The North East still continues to be in turmoil due to the unlawful activities of ULFA and NSCN. The terrorist groups there are partly financing their operations by kidnappings for ransom of tea garden executives and extortion from businessmen. PWG and LTTE, in small pockets of southern India, continue to indulge in continual acts of violence.
In view of threat to the national security, the Central Government, enacted an antiterrorist law, Terrorist and Disruptive Activities (Prevention) Act, 1985. About 60,000 terrorists were charged under this Act. However, the trials were slow and the conviction rate quite low. This Act was allowed to lapse in 1995. India at present does not have any anti-terrorist law.
India has become vulnerable to narco terrorism, bounded as it is by the ‘Golden Crescent’ on the West and the ‘Golden Triangle’ on the East.

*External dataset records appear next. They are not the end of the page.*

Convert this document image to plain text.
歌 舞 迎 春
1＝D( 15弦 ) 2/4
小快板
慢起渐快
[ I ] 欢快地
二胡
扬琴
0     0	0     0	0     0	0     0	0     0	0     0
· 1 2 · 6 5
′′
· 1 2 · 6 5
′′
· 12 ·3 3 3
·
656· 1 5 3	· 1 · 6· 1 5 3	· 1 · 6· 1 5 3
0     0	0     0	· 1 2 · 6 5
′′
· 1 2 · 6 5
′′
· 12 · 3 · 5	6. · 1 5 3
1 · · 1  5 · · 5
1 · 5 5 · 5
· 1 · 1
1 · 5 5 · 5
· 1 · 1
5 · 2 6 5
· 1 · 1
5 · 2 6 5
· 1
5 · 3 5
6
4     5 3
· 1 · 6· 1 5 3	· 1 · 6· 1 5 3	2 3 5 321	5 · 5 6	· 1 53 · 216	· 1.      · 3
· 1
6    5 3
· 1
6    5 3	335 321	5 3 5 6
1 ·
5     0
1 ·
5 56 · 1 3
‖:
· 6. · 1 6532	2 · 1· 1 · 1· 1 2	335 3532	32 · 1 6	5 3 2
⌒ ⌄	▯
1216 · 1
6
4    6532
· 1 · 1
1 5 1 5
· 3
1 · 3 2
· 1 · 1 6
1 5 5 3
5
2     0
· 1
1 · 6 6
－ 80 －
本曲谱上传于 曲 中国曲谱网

Narco terrorism assumes several forms, namely:
- Terrorists themselves indulge in drug trafficking to support their movements ;
- Sympathizers of terrorists living abroad indulge in drug trafficking and send part of their illegal profits to fund the terrorist movements ;
- Terrorists join hands with drug lords to gain access to the powers, in the countries sympathetic to their cause, in order to utilise their connections with political powers ;
- Terrorists give protection and support to drug traffickers with fire arms, and the drug traffickers, being acquainted with the routes, assist the terrorists in border crossings to bring arms and drugs in the target country; and
- Smugglers supply fire arms to the terrorists who are also drug traffickers.
The areas affected by terrorism in India are the border States which also happen to be transit roues for narcotics to their destinations in the Western world. It is not a concidence that the growth of terrorist movement in Punjab synchronised with the emergence of the Golden Crescent as a major drug producing area in the early 1980s. The emergence of drug mafias in the Golden Crescent countries and their linkages with smugglers in the border States of India have given impetus to gun-running. There is positive evidence of narco-terrorism in the border States of India even though the magnitude there of is not significant. Some mixed consignments of narcotic drugs and arms were seized from smugglers in the Punjab. There is also evidence that the money generated abroad by the smugglers was used for purchase of weapons which were smuggled into the country for terrorist activities. To illustrate, Dawood Ibrahim, utilised the existing smuggling network in landing consignments of arms and explosives on the western coast in early 1993, used for causing serial blasts in Bombay.